Paylaş
Daha 10 dakika dolduğunda, Mersin İY 3 net pozisyon 1’de gol bulmuştu. Galatasaray’ı şok eden bu başlangıcın, 1 numaralı aktörü Nakoulma iken, yardımcısı Telles oldu. Rakibin bu iyi başlangıcına, sarı kırmızılı futbolcuların oyun olarak cevap verememesinin sebepleri vardı. Bunlardan biri, Servet’in takım defansını öne taşıması, hatta bazen baskı için Galatasaray yarı alanına bile gitmesiydi. Diğeri orta sahada Murat Ceylan’ın yakın markaj yaparak kitlediği sadece Selçuk değil; aynı zamanda Galatasaray’ın oyunuydu. Enteresan olan G.Saraylı oyuncuların rakibin iyi futbolu ve baskısını kabullenmiş, buna tepki veremeyen görüntüsüydü.
ÖĞRETMEN İYİ OLUNCA
BÜTÜN bunların daha kısa ve net anlatımı ise; Rıza Hoca, Galatasaray’ı iyi analiz etmiş, öğrencilerine iyi ezberletmiş. Oyuncuları da, uygulamayı en iyi seviyede yapmaya çalıştı. Mersin’in, iyi yaptığı işlere Galatasaray’ın karşılığı ise Güven’le oldu. Merak ettiğim Mersin’in, önde kurmaya çalıştığı bu baskıyı ne kadar devam ettireceğiydi. Bunun cevabı ise maçın sonucuydu.

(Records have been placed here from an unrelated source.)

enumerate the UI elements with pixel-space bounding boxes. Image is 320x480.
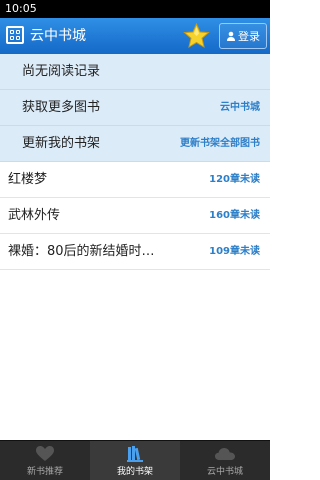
- book-row[interactable]: 红楼梦 120章未读: [0, 162, 270, 198]
- update-shelf-row[interactable]: 更新我的书架 更新书架全部图书: [0, 126, 270, 162]
- book-title: 红楼梦: [8, 172, 48, 187]
- unread-count: 109章未读: [209, 246, 260, 257]
- tab-new-books[interactable]: 新书推荐: [0, 441, 90, 480]
- bookshelf-icon: [127, 446, 143, 462]
- tab-label: 新书推荐: [26, 467, 63, 477]
- app-screen: 10:05 云中书城 登录 尚无阅读记录 获取更多图书 云中书城 更新我的书架 …: [0, 0, 270, 480]
- book-title: 裸婚：80后的新结婚时…: [8, 244, 155, 259]
- heart-icon: [36, 446, 54, 461]
- user-icon: [227, 31, 235, 41]
- reading-history-row[interactable]: 尚无阅读记录: [0, 54, 270, 90]
- app-title: 云中书城: [30, 28, 86, 44]
- book-city-link[interactable]: 云中书城: [220, 90, 260, 126]
- tab-label: 云中书城: [206, 467, 243, 477]
- update-all-books-link[interactable]: 更新书架全部图书: [180, 126, 260, 162]
- status-time: 10:05: [5, 2, 37, 15]
- login-label: 登录: [238, 30, 260, 43]
- bookshelf-list: 尚无阅读记录 获取更多图书 云中书城 更新我的书架 更新书架全部图书 红楼梦 1…: [0, 54, 270, 270]
- grid-logo-icon[interactable]: [6, 26, 24, 44]
- book-title: 武林外传: [8, 208, 61, 223]
- book-row[interactable]: 武林外传 160章未读: [0, 198, 270, 234]
- star-icon[interactable]: [183, 23, 210, 49]
- tab-my-bookshelf[interactable]: 我的书架: [90, 441, 180, 480]
- cloud-icon: [215, 448, 235, 460]
- app-bar: 云中书城 登录: [0, 18, 270, 54]
- unread-count: 120章未读: [209, 174, 260, 185]
- unread-count: 160章未读: [209, 210, 260, 221]
- book-row[interactable]: 裸婚：80后的新结婚时… 109章未读: [0, 234, 270, 270]
- get-more-books-label: 获取更多图书: [22, 100, 101, 115]
- reading-history-label: 尚无阅读记录: [22, 64, 101, 79]
- get-more-books-row[interactable]: 获取更多图书 云中书城: [0, 90, 270, 126]
- status-bar: 10:05: [0, 0, 270, 18]
- login-button[interactable]: 登录: [219, 23, 267, 49]
- update-shelf-label: 更新我的书架: [22, 136, 101, 151]
- tab-label: 我的书架: [116, 467, 153, 477]
- bottom-tab-bar: 新书推荐 我的书架 云中书城: [0, 440, 270, 480]
- tab-book-city[interactable]: 云中书城: [180, 441, 270, 480]
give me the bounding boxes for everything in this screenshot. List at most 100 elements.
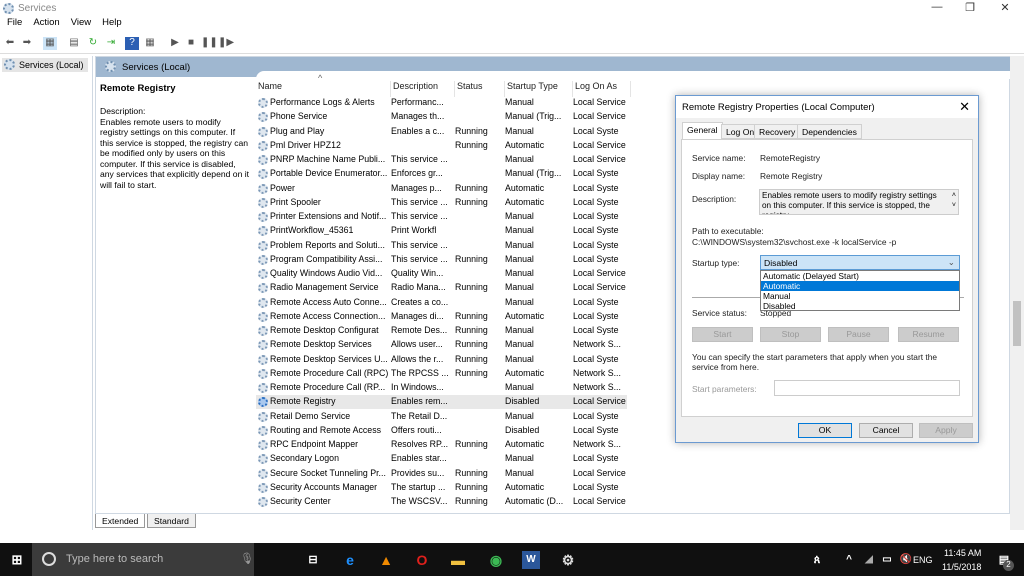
column-description[interactable]: Description xyxy=(393,81,455,97)
service-row[interactable]: Problem Reports and Soluti... This servic… xyxy=(256,239,627,253)
service-row[interactable]: Remote Access Connection... Manages di...… xyxy=(256,310,627,324)
service-row[interactable]: Remote Desktop Configurat Remote Des... Ru… xyxy=(256,324,627,338)
tree-item-services-local[interactable]: Services (Local) xyxy=(2,58,88,72)
file-explorer-icon[interactable]: ▬ xyxy=(449,551,467,569)
maximize-button[interactable]: ❐ xyxy=(955,1,985,14)
service-row[interactable]: Security Center The WSCSV... Running Automa… xyxy=(256,495,627,509)
people-icon[interactable]: ጰ xyxy=(808,551,826,569)
vlc-icon[interactable]: ▲ xyxy=(377,551,395,569)
console-tree-icon[interactable]: ▦ xyxy=(43,37,57,50)
ok-button[interactable]: OK xyxy=(798,423,852,438)
service-row[interactable]: Remote Procedure Call (RPC) The RPCSS ...… xyxy=(256,367,627,381)
cell-startup-type: Automatic xyxy=(505,367,545,378)
cancel-button[interactable]: Cancel xyxy=(859,423,913,438)
vertical-scrollbar[interactable] xyxy=(1010,56,1024,530)
startup-type-dropdown: Automatic (Delayed Start) Automatic Manu… xyxy=(760,270,960,311)
startup-type-select[interactable]: Disabled ⌄ xyxy=(760,255,960,270)
stop-button[interactable]: Stop xyxy=(760,327,821,342)
taskbar-search[interactable]: Type here to search 🎙 xyxy=(32,543,254,576)
service-row[interactable]: Routing and Remote Access Offers routi...… xyxy=(256,424,627,438)
microphone-icon[interactable]: 🎙 xyxy=(240,552,254,565)
cell-description: Creates a co... xyxy=(391,296,449,307)
forward-icon[interactable]: ➡ xyxy=(20,37,34,50)
column-startup-type[interactable]: Startup Type xyxy=(507,81,573,97)
show-hidden-icons[interactable]: ^ xyxy=(840,551,858,569)
service-row[interactable]: Radio Management Service Radio Mana... Run… xyxy=(256,281,627,295)
services-taskbar-icon[interactable]: ⚙ xyxy=(559,551,577,569)
option-automatic[interactable]: Automatic xyxy=(761,281,959,291)
service-row[interactable]: RPC Endpoint Mapper Resolves RP... Running… xyxy=(256,438,627,452)
service-row[interactable]: Power Manages p... Running Automatic Local S… xyxy=(256,182,627,196)
service-row[interactable]: Remote Desktop Services Allows user... Run… xyxy=(256,338,627,352)
service-row[interactable]: Program Compatibility Assi... This servic… xyxy=(256,253,627,267)
service-row[interactable]: Remote Desktop Services U... Allows the r… xyxy=(256,353,627,367)
menu-help[interactable]: Help xyxy=(102,17,122,28)
column-log-on-as[interactable]: Log On As xyxy=(575,81,631,97)
service-row[interactable]: Quality Windows Audio Vid... Quality Win.… xyxy=(256,267,627,281)
tab-extended[interactable]: Extended xyxy=(95,514,146,528)
service-row[interactable]: Printer Extensions and Notif... This serv… xyxy=(256,210,627,224)
service-row[interactable]: Portable Device Enumerator... Enforces gr… xyxy=(256,167,627,181)
service-row[interactable]: Phone Service Manages th... Manual (Trig..… xyxy=(256,110,627,124)
scrollbar-thumb[interactable] xyxy=(1013,301,1021,346)
service-row[interactable]: Plug and Play Enables a c... Running Manual… xyxy=(256,125,627,139)
tab-dependencies[interactable]: Dependencies xyxy=(797,124,862,139)
menu-action[interactable]: Action xyxy=(33,17,59,28)
chrome-icon[interactable]: ◉ xyxy=(487,551,505,569)
service-row[interactable]: Secure Socket Tunneling Pr... Provides su… xyxy=(256,467,627,481)
wifi-icon[interactable]: ◢ xyxy=(860,551,878,569)
cell-status: Running xyxy=(455,182,488,193)
service-row[interactable]: Secondary Logon Enables star... Manual Loca… xyxy=(256,452,627,466)
column-name[interactable]: Name xyxy=(258,81,391,97)
clock-time[interactable]: 11:45 AM xyxy=(944,548,981,558)
stop-icon[interactable]: ■ xyxy=(184,37,198,50)
apply-button[interactable]: Apply xyxy=(919,423,973,438)
service-row[interactable]: Security Accounts Manager The startup ...… xyxy=(256,481,627,495)
dialog-close-icon[interactable]: ✕ xyxy=(959,99,970,115)
service-row[interactable]: PrintWorkflow_45361 Print Workfl Manual Loc… xyxy=(256,224,627,238)
opera-icon[interactable]: O xyxy=(413,551,431,569)
edge-icon[interactable]: e xyxy=(341,551,359,569)
restart-icon[interactable]: ❚▶ xyxy=(218,37,234,50)
clock-date[interactable]: 11/5/2018 xyxy=(942,562,981,572)
properties-icon[interactable]: ▤ xyxy=(67,37,81,50)
menu-view[interactable]: View xyxy=(71,17,91,28)
back-icon[interactable]: ⬅ xyxy=(3,37,17,50)
pause-button[interactable]: Pause xyxy=(828,327,889,342)
word-icon[interactable]: W xyxy=(522,551,540,569)
export-icon[interactable]: ⇥ xyxy=(104,37,118,50)
tab-recovery[interactable]: Recovery xyxy=(754,124,801,139)
service-row[interactable]: Performance Logs & Alerts Performanc... Ma… xyxy=(256,96,627,110)
start-button[interactable]: Start xyxy=(692,327,753,342)
description-box[interactable]: Enables remote users to modify registry … xyxy=(759,189,959,215)
service-row[interactable]: Print Spooler This service ... Running Auto… xyxy=(256,196,627,210)
tab-general[interactable]: General xyxy=(682,122,723,139)
task-view-icon[interactable]: ⊟ xyxy=(304,551,322,569)
option-disabled[interactable]: Disabled xyxy=(761,301,959,311)
action-pane-icon[interactable]: ▦ xyxy=(143,37,157,50)
windows-start-icon[interactable]: ⊞ xyxy=(8,551,26,569)
option-automatic-delayed[interactable]: Automatic (Delayed Start) xyxy=(761,271,959,281)
start-params-input[interactable] xyxy=(774,380,960,396)
menu-file[interactable]: File xyxy=(7,17,22,28)
close-button[interactable]: ✕ xyxy=(990,1,1020,14)
help-icon[interactable]: ? xyxy=(125,37,139,50)
service-row[interactable]: Remote Registry Enables rem... Disabled Loc… xyxy=(256,395,627,410)
tab-standard[interactable]: Standard xyxy=(147,514,196,528)
resume-button[interactable]: Resume xyxy=(898,327,959,342)
service-row[interactable]: Pml Driver HPZ12 Running Automatic Local Se… xyxy=(256,139,627,153)
service-row[interactable]: PNRP Machine Name Publi... This service .… xyxy=(256,153,627,167)
service-row[interactable]: Retail Demo Service The Retail D... Manual… xyxy=(256,410,627,424)
refresh-icon[interactable]: ↻ xyxy=(86,37,100,50)
start-icon[interactable]: ▶ xyxy=(168,37,182,50)
option-manual[interactable]: Manual xyxy=(761,291,959,301)
service-row[interactable]: Remote Access Auto Conne... Creates a co.… xyxy=(256,296,627,310)
service-row[interactable]: Remote Procedure Call (RP... In Windows..… xyxy=(256,381,627,395)
minimize-button[interactable]: — xyxy=(922,1,952,13)
language-indicator[interactable]: ENG xyxy=(913,555,933,565)
battery-icon[interactable]: ▭ xyxy=(878,551,896,569)
scroll-arrows-icon[interactable]: ˄ ˅ xyxy=(952,191,956,211)
column-status[interactable]: Status xyxy=(457,81,505,97)
pause-icon[interactable]: ❚❚ xyxy=(201,37,218,50)
cell-name: Print Spooler xyxy=(270,196,321,207)
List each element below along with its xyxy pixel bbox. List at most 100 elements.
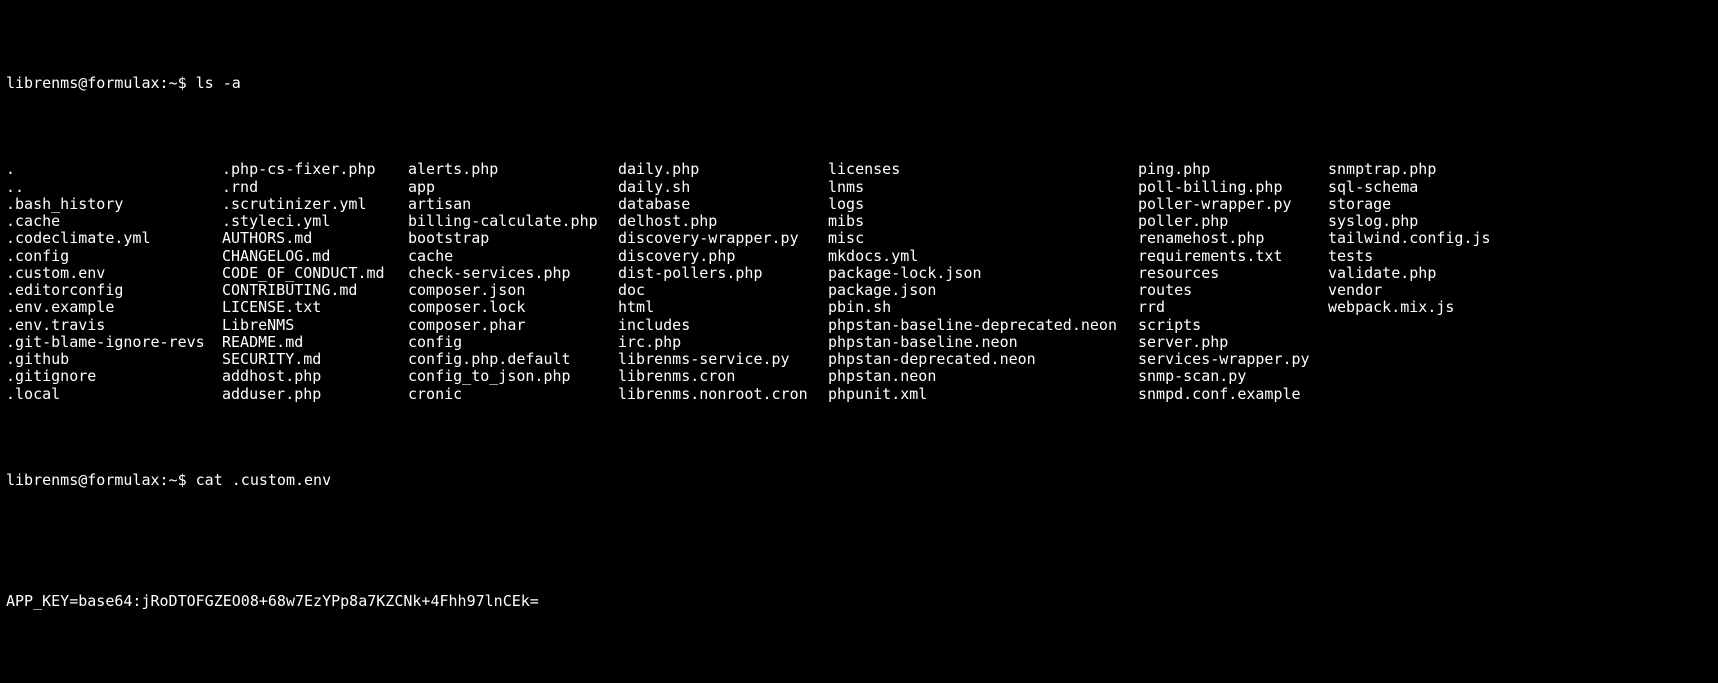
command-ls: ls -a [196,74,241,92]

Galatasaray’da ilk yarı oyununu iuyi seviyesine çıkaran oyuncu yoktu. Hamza Hoca da ikinci yarıya kötü oyunu değiştirmek için, kötü oynayanlar arasından iki oyuncusunu değiştirerek başladı. Sonucunu pozisyon ve penaltı ile kısmen alırken, oyunu istediği seviyeye ve şekle sokamadı. Fakat Mersin’in düşmeye başlayan temposu, G.Saray’ın maçı kazanmasını sağladı.
YEDEK GÜÇ
GALATASARAY’ın Hamza Hoca ile yakaladığı heyecanı, coşkuyu ve tempoyu bu maçta göremedik. Çünkü, karşısında buna izin vermeyen bir rakip vardı. Bu maç kazanılarak geçildiği için, iyi bir uyarı olarak algılanmalı. Oyuncular sadece tempo ve mücadele ile bu işin olmayacağını, çünkü karşılarına en az kendileri kadar mücadele eden rakibin çıkacağını bilerek akıllı da oynamalılar. Hamza Hoca ise Olcan, Yasin, Hamit, Bruma gibi isimleri devamlı oynayan oyuncularını rahatlatacak yedek rezervini devreye sokmalı.